As such, only one rare earth mine remains in the U.S. (Mountain Pass, in California), and today, the U.S. relies on Chinese imports for about 80% of its annual supply. Furthermore, even Mountain Pass is dependent on China for refining capacity. There are no rare earth metal refineries located outside China.
This means that, should the proposed Chinese tariffs on rare earth metals go into effect, the U.S. can't shift production stateside to compensate, because it simply doesn't have the production facilities. It would take years to ramp up that capacity again. Nor can other countries meaningfully fill the gaps. The U.S. needs Chinese rare earth metals. And the Chinese know it.
Massive Volume, Flows Into REMX
Year-to-date, REMX has performed decently, rising 9.44% on the back of U.S.-Chinese trade war tensions that began to intensify in March.
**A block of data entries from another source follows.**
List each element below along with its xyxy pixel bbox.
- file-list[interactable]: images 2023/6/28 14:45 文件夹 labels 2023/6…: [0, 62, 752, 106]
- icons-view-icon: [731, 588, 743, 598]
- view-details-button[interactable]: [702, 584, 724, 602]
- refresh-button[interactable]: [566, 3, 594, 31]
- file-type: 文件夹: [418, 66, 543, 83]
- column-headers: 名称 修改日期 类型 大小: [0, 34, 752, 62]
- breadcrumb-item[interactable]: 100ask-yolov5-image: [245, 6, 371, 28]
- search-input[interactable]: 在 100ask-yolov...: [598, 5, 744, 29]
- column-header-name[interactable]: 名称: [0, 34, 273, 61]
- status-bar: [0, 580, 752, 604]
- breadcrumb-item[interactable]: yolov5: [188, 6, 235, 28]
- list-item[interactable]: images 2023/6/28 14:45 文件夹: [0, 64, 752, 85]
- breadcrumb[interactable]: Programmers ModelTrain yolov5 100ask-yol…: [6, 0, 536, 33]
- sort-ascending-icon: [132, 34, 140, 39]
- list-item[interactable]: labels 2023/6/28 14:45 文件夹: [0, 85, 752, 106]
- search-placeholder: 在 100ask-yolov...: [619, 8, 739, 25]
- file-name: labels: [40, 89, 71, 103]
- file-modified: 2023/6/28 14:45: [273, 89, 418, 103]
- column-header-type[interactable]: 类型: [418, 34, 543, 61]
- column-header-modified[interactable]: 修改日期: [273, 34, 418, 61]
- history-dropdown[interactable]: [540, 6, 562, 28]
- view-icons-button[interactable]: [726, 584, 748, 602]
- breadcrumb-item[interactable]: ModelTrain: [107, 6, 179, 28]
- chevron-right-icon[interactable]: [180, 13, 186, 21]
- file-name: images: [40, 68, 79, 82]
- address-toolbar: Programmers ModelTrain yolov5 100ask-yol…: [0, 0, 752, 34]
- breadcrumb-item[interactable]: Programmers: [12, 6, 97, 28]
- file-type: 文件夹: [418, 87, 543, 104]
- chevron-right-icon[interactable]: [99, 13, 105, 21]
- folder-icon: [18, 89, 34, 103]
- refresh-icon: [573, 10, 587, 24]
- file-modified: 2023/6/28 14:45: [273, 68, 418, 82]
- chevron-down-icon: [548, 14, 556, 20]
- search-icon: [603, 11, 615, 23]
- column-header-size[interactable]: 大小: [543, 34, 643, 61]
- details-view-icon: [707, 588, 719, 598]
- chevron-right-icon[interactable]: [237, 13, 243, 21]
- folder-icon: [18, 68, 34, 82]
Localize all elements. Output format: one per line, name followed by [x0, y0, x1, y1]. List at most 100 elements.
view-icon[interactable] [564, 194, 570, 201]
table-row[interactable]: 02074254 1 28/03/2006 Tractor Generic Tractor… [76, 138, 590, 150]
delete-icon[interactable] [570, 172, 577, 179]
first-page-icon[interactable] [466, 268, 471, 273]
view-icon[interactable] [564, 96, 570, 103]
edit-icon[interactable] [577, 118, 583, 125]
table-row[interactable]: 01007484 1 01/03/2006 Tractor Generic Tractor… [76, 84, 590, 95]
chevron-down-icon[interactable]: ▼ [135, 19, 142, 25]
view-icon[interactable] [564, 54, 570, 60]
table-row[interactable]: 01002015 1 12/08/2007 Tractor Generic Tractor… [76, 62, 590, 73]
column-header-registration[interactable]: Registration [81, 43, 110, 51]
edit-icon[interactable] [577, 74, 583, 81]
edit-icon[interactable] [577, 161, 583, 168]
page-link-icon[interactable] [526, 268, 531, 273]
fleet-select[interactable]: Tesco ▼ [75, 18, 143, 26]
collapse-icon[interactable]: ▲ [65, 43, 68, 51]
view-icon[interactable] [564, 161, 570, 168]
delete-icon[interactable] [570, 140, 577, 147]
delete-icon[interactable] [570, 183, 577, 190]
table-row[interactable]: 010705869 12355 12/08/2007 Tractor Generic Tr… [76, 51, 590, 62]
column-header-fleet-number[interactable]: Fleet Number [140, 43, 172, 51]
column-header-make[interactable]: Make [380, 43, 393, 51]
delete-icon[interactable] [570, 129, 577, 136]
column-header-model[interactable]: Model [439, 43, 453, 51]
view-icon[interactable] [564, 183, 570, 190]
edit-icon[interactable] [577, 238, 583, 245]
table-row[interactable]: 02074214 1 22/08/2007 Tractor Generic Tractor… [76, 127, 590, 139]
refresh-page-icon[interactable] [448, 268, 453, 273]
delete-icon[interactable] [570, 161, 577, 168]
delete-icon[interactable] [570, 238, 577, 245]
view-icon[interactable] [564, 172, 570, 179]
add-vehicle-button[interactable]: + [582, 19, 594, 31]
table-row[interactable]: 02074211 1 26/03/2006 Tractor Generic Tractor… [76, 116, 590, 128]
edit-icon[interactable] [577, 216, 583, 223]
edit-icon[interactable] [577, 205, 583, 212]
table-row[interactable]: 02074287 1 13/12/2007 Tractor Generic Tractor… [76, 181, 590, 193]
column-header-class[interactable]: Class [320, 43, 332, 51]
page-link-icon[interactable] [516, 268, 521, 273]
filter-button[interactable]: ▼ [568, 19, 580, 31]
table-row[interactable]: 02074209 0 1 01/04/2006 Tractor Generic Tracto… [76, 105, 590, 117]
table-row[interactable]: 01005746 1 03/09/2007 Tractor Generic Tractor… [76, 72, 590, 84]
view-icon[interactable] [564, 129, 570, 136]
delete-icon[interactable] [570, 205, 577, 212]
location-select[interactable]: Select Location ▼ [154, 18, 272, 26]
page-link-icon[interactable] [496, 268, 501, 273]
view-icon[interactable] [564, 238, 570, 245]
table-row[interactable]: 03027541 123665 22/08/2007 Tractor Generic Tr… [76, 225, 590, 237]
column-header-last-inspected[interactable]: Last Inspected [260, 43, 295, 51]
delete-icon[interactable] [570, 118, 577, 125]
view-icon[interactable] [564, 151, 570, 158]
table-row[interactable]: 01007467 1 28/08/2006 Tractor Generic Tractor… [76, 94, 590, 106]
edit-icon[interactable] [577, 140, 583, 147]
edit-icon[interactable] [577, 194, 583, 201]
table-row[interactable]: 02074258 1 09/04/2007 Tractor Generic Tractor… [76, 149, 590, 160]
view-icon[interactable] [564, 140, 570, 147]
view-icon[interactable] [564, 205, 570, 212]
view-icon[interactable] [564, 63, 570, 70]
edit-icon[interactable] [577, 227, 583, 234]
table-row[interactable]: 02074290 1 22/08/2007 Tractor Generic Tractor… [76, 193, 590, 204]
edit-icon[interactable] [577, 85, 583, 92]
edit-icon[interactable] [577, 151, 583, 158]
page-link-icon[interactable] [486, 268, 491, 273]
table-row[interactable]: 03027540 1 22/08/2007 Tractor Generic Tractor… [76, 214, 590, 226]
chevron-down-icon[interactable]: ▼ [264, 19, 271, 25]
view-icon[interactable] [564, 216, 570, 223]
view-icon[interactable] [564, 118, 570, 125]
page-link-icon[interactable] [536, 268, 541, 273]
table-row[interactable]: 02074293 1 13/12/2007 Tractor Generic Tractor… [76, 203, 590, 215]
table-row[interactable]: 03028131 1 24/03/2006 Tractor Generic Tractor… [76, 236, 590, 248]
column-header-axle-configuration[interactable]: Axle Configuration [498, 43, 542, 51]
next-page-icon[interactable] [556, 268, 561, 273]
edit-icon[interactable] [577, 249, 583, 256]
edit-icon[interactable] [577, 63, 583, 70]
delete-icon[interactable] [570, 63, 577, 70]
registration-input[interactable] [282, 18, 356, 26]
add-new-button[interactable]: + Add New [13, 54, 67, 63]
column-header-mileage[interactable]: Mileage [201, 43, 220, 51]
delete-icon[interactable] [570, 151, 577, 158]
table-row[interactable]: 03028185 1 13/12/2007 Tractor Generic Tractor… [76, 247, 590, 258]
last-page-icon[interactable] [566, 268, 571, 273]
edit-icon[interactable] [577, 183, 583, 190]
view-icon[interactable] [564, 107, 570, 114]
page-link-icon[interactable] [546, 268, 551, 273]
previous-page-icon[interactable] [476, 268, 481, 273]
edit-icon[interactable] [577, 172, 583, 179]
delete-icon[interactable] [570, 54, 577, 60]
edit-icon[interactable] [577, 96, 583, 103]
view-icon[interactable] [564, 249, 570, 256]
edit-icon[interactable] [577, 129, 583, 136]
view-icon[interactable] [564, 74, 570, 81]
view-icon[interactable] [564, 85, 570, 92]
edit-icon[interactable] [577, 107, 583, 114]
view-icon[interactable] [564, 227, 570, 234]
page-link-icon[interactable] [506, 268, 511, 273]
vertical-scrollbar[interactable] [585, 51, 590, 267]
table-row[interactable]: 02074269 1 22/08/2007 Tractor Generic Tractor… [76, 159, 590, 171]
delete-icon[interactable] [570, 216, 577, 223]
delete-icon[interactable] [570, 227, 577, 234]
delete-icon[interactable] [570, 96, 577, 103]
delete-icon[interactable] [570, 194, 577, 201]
Over the longer term, however, the fund hasn't done so great; since its price last peaked in January 2018, REMX has fallen 54%:
Starting last week, there was a massive uptick in REMX's trading volume. In the 10 years since it had first launched, REMX hadn't traded more than 700,000 shares in a single day. Then on Monday, May 20, traders exchanged more than 3 million shares; the next day, roughly 5 million shares traded. The volume spike coincided with a trip that Chinese President Xi Jinping took to the country's largest rare earth metals production facility.